I could look to the internet to find synonyms for bramble but that

would avoid painful remembering of the neighbor’s rose bushes, the

tar paper cowls they wore all winter, prickers, of trudging home

from Itchweed Park covered in burrs and sticktights, hours picking

them off the dog who at least had short hair. Some were spiked

planets; some sea urchins. We stuffed milkweed silks into our

pockets because they were the antidote. We never knew thistles

kissed our socks until we got into the light. Summer brambles tore at

our play clothes in the raspberry fields; barberry bushes on either

side of the walk caught us in their stiff bristled arms when we fell

from our bikes. Our limbs cross-hatched with evidence of our

explorations. We read Briar Rose before bed with inside knowledge

and slept in a house covered with euphorbia.

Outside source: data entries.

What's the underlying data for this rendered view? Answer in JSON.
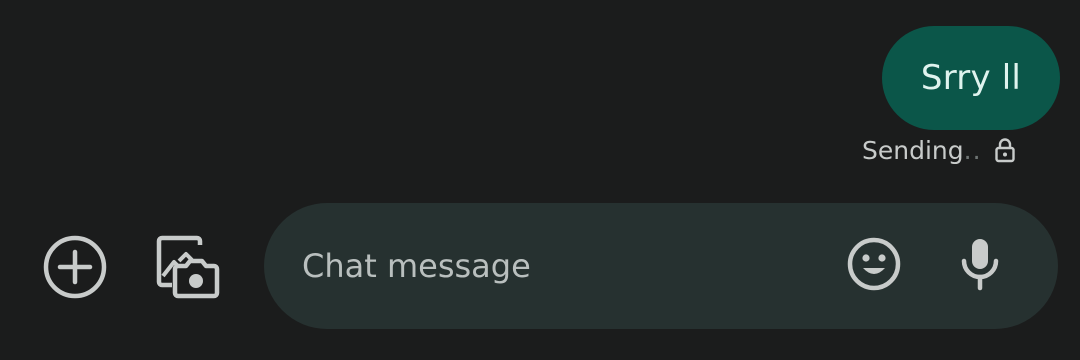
{
  "message": {
    "text": "Srry ll",
    "status_text": "Sending",
    "status_dots": "..",
    "bubble_color": "#0b5649",
    "status_icon": "lock-icon"
  },
  "composer": {
    "placeholder": "Chat message",
    "value": "",
    "left_icons": [
      "add-circle-icon",
      "gallery-camera-icon"
    ],
    "right_icons": [
      "emoji-icon",
      "microphone-icon"
    ],
    "background_color": "#263130"
  },
  "theme": {
    "background": "#1b1c1c",
    "icon_color": "#c8cbca"
  }
}
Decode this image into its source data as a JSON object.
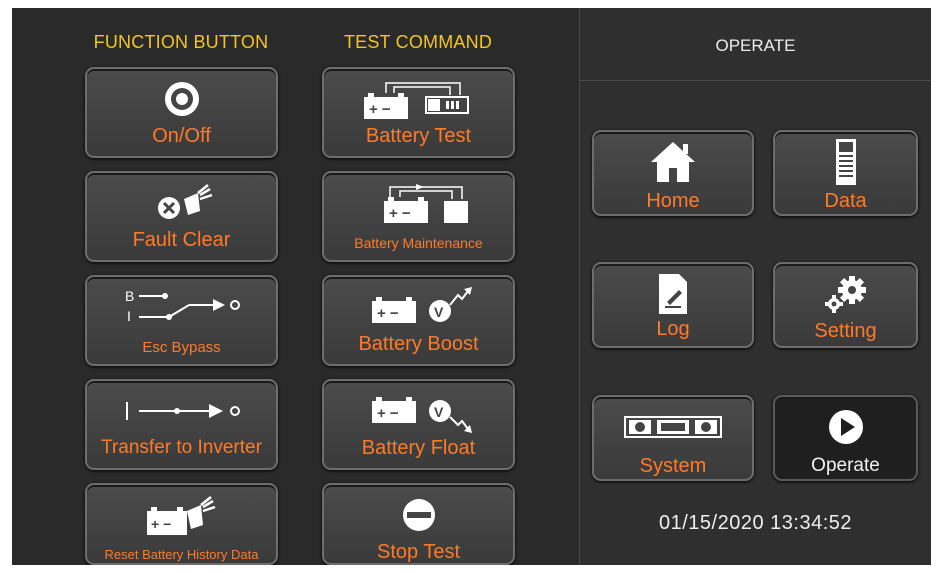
{
  "headers": {
    "function_button": "FUNCTION BUTTON",
    "test_command": "TEST COMMAND",
    "operate": "OPERATE"
  },
  "function_buttons": [
    {
      "label": "On/Off",
      "icon": "power-icon"
    },
    {
      "label": "Fault Clear",
      "icon": "fault-clear-icon"
    },
    {
      "label": "Esc Bypass",
      "icon": "bypass-switch-icon"
    },
    {
      "label": "Transfer to Inverter",
      "icon": "transfer-icon"
    },
    {
      "label": "Reset Battery History Data",
      "icon": "battery-broom-icon"
    }
  ],
  "test_commands": [
    {
      "label": "Battery Test",
      "icon": "battery-test-icon"
    },
    {
      "label": "Battery Maintenance",
      "icon": "battery-maintenance-icon"
    },
    {
      "label": "Battery Boost",
      "icon": "battery-boost-icon"
    },
    {
      "label": "Battery Float",
      "icon": "battery-float-icon"
    },
    {
      "label": "Stop Test",
      "icon": "stop-icon"
    }
  ],
  "operate_buttons": [
    {
      "label": "Home",
      "icon": "home-icon"
    },
    {
      "label": "Data",
      "icon": "data-icon"
    },
    {
      "label": "Log",
      "icon": "log-icon"
    },
    {
      "label": "Setting",
      "icon": "gear-icon"
    },
    {
      "label": "System",
      "icon": "system-icon"
    },
    {
      "label": "Operate",
      "icon": "play-icon"
    }
  ],
  "bypass_letters": {
    "b": "B",
    "i": "I"
  },
  "datetime": "01/15/2020  13:34:52",
  "colors": {
    "accent_label": "#ff7a26",
    "header": "#f3c51f",
    "background": "#2a2a2a"
  }
}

Tender rampion grew

next door. That was not our destiny.

Greed

I want the golden apples of the sun and silver apples of the moon left

at the gate in a twig and vine basket woven by my grandchildren in

Montana. If the hunger is real and deep in me, and the apples too

perfect or not ripe enough, I want to catch the old rainbow trout while

the kingfisher glares and release it while he watches. Apples

gleaming call me from the dock. Whole. They fight the knife around

their curves. If the peel curls off in a ribbon, you won’t die an old

maid, my aunt said. Applesauce sputters over the fire, spitting

accusations and insults. The devil in me pours in red hots. I want to

feel something. The trout jumps for a mayfly. The kingfisher’ black

eye predicts the trout’s whereabouts. Applesauce slops out, neither

silver nor golden, but blush now. Splash and flapping of wings.

Elizabeth Kerlikowske’s most recent book is an ekphrastic sampler called Falling Women with painter Mary Hatch.  Elizabeth is an avid volunteer in her community and a believer in the power of community. She has work upcoming in Dunes Review, Cloudbank, and Making Waves.